There are many reasons to implement new learning and development methods within corporate environments, and some of them go beyond the technology itself. After all, tech breakthroughs are just means to an end. The result should be what matters, with leaders keeping a close eye on material training improvements they can place within their companies, driven on by the adoption of online methods. If replacing teachers in classrooms and whole-business seminars with IT solutions was a one-for-one exchange, it might not be worth it, but instead the transition to eLearning solutions is a portal to a more efficient and effective training model.
"ELearning enables a dual focus on individual workers and the company."

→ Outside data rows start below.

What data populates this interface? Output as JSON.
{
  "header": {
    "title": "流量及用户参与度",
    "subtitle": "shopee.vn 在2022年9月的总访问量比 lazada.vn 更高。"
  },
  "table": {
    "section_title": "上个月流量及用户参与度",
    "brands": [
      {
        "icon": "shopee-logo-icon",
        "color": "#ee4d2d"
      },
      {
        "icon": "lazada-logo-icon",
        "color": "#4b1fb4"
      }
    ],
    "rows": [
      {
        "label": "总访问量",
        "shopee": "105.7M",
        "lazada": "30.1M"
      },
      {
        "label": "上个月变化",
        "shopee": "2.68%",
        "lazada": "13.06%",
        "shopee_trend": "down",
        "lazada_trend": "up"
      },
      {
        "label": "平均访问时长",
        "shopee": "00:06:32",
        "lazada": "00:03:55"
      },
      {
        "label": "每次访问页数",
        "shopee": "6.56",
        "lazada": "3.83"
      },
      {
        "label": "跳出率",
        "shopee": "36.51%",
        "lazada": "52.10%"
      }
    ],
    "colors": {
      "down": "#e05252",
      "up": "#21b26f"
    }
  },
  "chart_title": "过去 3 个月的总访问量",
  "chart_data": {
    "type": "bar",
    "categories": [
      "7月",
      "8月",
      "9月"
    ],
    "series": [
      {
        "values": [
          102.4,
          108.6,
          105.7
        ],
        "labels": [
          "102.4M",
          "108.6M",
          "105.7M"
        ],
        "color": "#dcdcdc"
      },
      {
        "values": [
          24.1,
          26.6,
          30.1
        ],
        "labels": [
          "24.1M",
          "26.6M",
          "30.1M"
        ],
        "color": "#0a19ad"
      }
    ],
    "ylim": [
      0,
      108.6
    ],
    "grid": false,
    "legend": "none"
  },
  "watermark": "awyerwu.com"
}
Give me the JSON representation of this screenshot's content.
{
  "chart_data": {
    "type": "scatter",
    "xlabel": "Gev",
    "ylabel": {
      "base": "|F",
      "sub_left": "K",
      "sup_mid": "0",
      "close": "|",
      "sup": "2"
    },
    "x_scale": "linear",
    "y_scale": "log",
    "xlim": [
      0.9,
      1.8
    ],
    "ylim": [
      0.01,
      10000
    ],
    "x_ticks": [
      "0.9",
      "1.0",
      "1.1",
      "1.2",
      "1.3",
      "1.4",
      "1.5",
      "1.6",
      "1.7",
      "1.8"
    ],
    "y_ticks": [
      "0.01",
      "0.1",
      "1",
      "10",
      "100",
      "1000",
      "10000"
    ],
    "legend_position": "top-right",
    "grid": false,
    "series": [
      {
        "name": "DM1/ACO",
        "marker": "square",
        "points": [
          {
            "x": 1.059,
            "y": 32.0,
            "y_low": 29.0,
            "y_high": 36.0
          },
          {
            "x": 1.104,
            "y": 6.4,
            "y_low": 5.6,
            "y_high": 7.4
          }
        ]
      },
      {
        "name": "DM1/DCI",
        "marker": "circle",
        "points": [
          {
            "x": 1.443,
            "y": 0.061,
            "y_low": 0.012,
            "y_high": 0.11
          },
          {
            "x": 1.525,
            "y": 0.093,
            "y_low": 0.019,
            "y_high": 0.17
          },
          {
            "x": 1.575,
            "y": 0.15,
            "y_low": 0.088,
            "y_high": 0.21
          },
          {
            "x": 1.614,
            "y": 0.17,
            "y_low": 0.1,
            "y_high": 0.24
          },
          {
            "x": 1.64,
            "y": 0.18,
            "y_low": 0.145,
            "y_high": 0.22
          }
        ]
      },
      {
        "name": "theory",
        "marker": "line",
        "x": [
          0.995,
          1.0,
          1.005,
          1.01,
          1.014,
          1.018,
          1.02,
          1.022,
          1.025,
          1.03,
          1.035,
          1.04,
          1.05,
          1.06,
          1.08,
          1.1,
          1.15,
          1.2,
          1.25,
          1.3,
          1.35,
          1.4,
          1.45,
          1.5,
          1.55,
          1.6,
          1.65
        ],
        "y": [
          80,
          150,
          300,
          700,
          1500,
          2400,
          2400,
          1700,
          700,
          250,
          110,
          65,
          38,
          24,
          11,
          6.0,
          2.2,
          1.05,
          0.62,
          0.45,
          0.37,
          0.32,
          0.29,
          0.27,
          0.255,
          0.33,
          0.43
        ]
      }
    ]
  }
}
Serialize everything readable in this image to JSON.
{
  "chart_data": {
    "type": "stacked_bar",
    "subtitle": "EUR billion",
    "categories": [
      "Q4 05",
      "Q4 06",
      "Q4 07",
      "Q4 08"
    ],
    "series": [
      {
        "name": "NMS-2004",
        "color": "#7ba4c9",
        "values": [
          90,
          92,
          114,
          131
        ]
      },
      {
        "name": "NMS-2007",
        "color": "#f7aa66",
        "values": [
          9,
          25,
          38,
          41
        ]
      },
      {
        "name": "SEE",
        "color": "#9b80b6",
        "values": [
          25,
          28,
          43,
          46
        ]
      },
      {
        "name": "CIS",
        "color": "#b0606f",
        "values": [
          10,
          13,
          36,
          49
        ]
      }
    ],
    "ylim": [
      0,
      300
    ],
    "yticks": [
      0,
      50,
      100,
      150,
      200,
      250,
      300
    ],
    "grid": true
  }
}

Today's businesses and their training methods
According to HR Magazine contributor Michael Moran, CEO of consultancy 10Eighty, there are flaws with the legacy version of learning and development programs. He cited data retention as a major problem, explaining that workers tend to retain one-tenth of the information imparted in these sessions. It's expensive and time-consuming to send professionals to seminars and day-long training meetings. If they are not even being taught in a way that will stick with them, the waste becomes inescapable, and it is time for leaders to fish for new approaches to training. This is where the tech-focused approach comes in.

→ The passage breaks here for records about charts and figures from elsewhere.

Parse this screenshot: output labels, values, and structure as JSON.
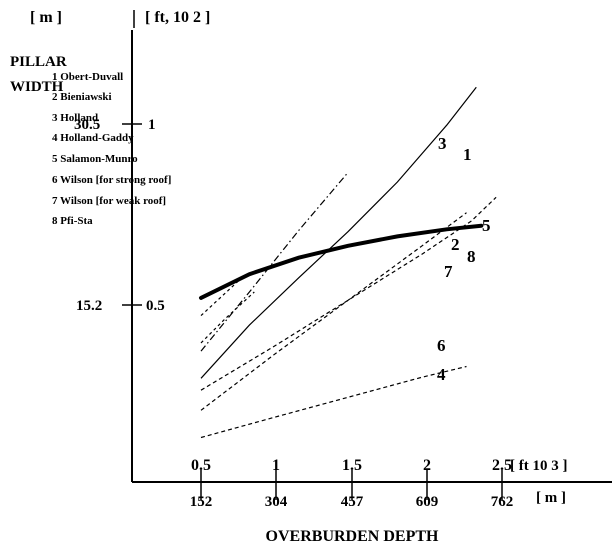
{
  "chart_data": {
    "type": "line",
    "y_axis": {
      "unit_m": "[ m ]",
      "unit_ft": "[ ft, 10 2 ]",
      "label_line1": "PILLAR",
      "label_line2": "WIDTH",
      "ticks": [
        {
          "m": "30.5",
          "ft": "1",
          "value_m": 30.5
        },
        {
          "m": "15.2",
          "ft": "0.5",
          "value_m": 15.2
        }
      ]
    },
    "x_axis": {
      "label": "OVERBURDEN DEPTH",
      "unit_ft": "[ ft 10 3 ]",
      "unit_m": "[ m ]",
      "ticks_ft": [
        "0.5",
        "1",
        "1.5",
        "2",
        "2.5"
      ],
      "ticks_m": [
        "152",
        "304",
        "457",
        "609",
        "762"
      ],
      "tick_values_m": [
        152,
        304,
        457,
        609,
        762
      ]
    },
    "xlim": [
      0,
      830
    ],
    "ylim": [
      0,
      40
    ],
    "legend": [
      "1 Obert-Duvall",
      "2 Bieniawski",
      "3 Holland",
      "4 Holland-Gaddy",
      "5 Salamon-Munro",
      "6 Wilson [for strong roof]",
      "7 Wilson [for weak roof]",
      "8 Pfi-Sta"
    ],
    "series": [
      {
        "label": "1",
        "style": "solid-thin",
        "x": [
          152,
          250,
          350,
          450,
          550,
          650,
          710
        ],
        "y": [
          9.0,
          13.5,
          17.5,
          21.4,
          25.6,
          30.4,
          33.6
        ]
      },
      {
        "label": "2",
        "style": "dashed",
        "x": [
          152,
          300,
          450,
          600,
          690
        ],
        "y": [
          6.3,
          11.0,
          15.6,
          20.2,
          23.0
        ]
      },
      {
        "label": "3",
        "style": "dashdot",
        "x": [
          152,
          250,
          350,
          450
        ],
        "y": [
          11.3,
          16.3,
          21.5,
          26.4
        ]
      },
      {
        "label": "4",
        "style": "dashed",
        "x": [
          152,
          300,
          450,
          600,
          690
        ],
        "y": [
          4.0,
          5.7,
          7.4,
          9.1,
          10.0
        ]
      },
      {
        "label": "5",
        "style": "dashed",
        "x": [
          152,
          300,
          450,
          600,
          700,
          750
        ],
        "y": [
          8.0,
          11.7,
          15.6,
          19.5,
          22.3,
          24.3
        ]
      },
      {
        "label": "6",
        "style": "dashed",
        "x": [
          152,
          200,
          260
        ],
        "y": [
          12.0,
          14.0,
          16.3
        ]
      },
      {
        "label": "7",
        "style": "dashed",
        "x": [
          152,
          240
        ],
        "y": [
          14.3,
          17.7
        ]
      },
      {
        "label": "8",
        "style": "solid-thick",
        "x": [
          152,
          250,
          350,
          450,
          550,
          650,
          720
        ],
        "y": [
          15.8,
          17.8,
          19.2,
          20.2,
          21.0,
          21.6,
          21.9
        ]
      }
    ],
    "curve_labels": [
      "1",
      "2",
      "3",
      "4",
      "5",
      "6",
      "7",
      "8"
    ]
  }
}
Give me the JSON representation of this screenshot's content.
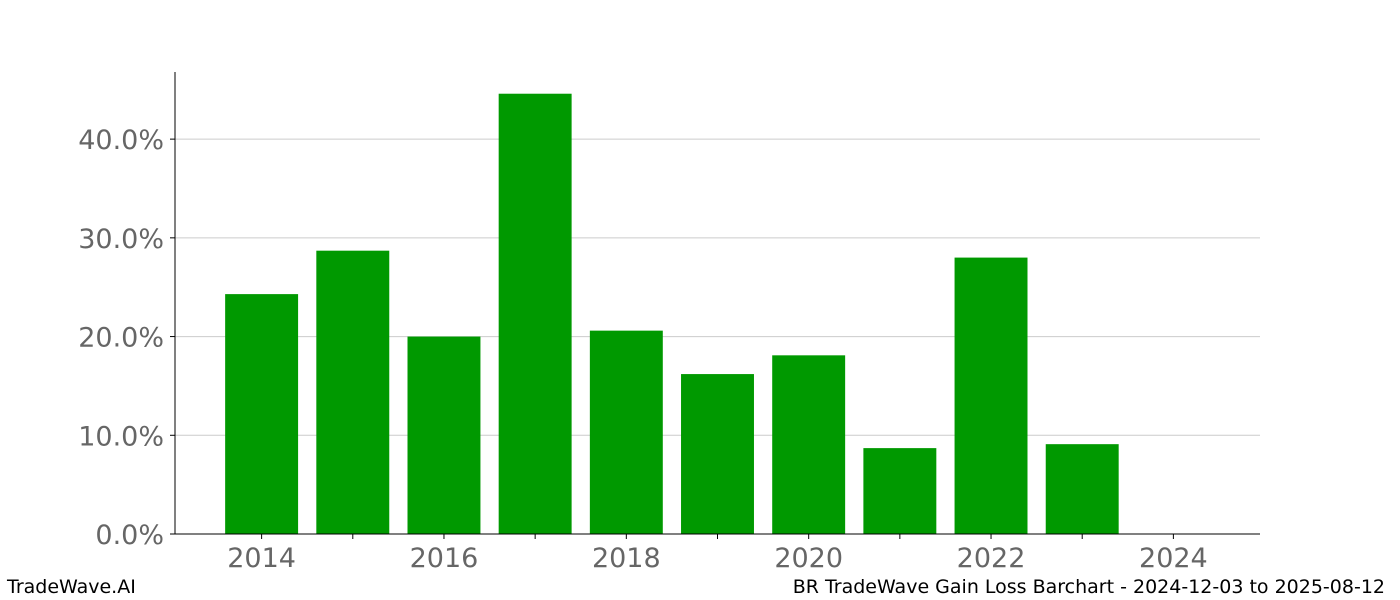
{
  "chart_data": {
    "type": "bar",
    "title": "",
    "xlabel": "",
    "ylabel": "",
    "x": [
      2014,
      2015,
      2016,
      2017,
      2018,
      2019,
      2020,
      2021,
      2022,
      2023,
      2024
    ],
    "values": [
      24.3,
      28.7,
      20.0,
      44.6,
      20.6,
      16.2,
      18.1,
      8.7,
      28.0,
      9.1,
      0.0
    ],
    "xlim": [
      2013.05,
      2024.95
    ],
    "ylim": [
      0,
      46.8
    ],
    "x_ticks": [
      2014,
      2016,
      2018,
      2020,
      2022,
      2024
    ],
    "x_tick_labels": [
      "2014",
      "2016",
      "2018",
      "2020",
      "2022",
      "2024"
    ],
    "y_ticks": [
      0,
      10,
      20,
      30,
      40
    ],
    "y_tick_labels": [
      "0.0%",
      "10.0%",
      "20.0%",
      "30.0%",
      "40.0%"
    ],
    "grid": "horizontal",
    "legend": "none",
    "bar_color": "#009900",
    "grid_color": "#cccccc",
    "tick_label_color": "#666666"
  },
  "footer": {
    "left": "TradeWave.AI",
    "right": "BR TradeWave Gain Loss Barchart - 2024-12-03 to 2025-08-12"
  }
}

Moran specified that today's top performers, the tuned-in workers who companies will want to retain, are eager to learn. However, their expectations and wishes for these programs have changed over the years in favor of IT-based processes that connect them with their colleagues through interfaces as friendly and effective as social networks. They are also curious about skills that are beyond the exact scope of their current roles. Allowing them access to ideas outside of their own responsibilities is uniquely possible online, where enabling an extra login to a course is much cheaper than setting aside a seat at an in-person event that calls for travel and time off.
The availability of online eLearning methods has increased in recent months and years. Moran explained these programs could be more affordable than leaders assume. Integrating these strategies, as he explained, will enable companies to at once attain a dual focus on what their individual workers want and the major goals of the company. This division is important, because pleasing workers is hugely vital to keep departments engaged and on-task, but if courses drift away from overall corporate objectives, they will prove to be a waste of time in the big picture. A meticulously customized eLearning strategy finds the middle ground.
Regimented and ready
Though learning is becoming more agile and easy to integrate in the current climate, that doesn't mean leaders can begin ignoring their programs or letting them run on autopilot. CLO Media contributor David Vance posited that learning departments should have strategies in place to dictate not only how information is measured but also the direction and purpose of the team and section. This means, he explained, drawing up the connection between the training department and the rest of the organization, squaring away the overall objectives of the business and the learning options available.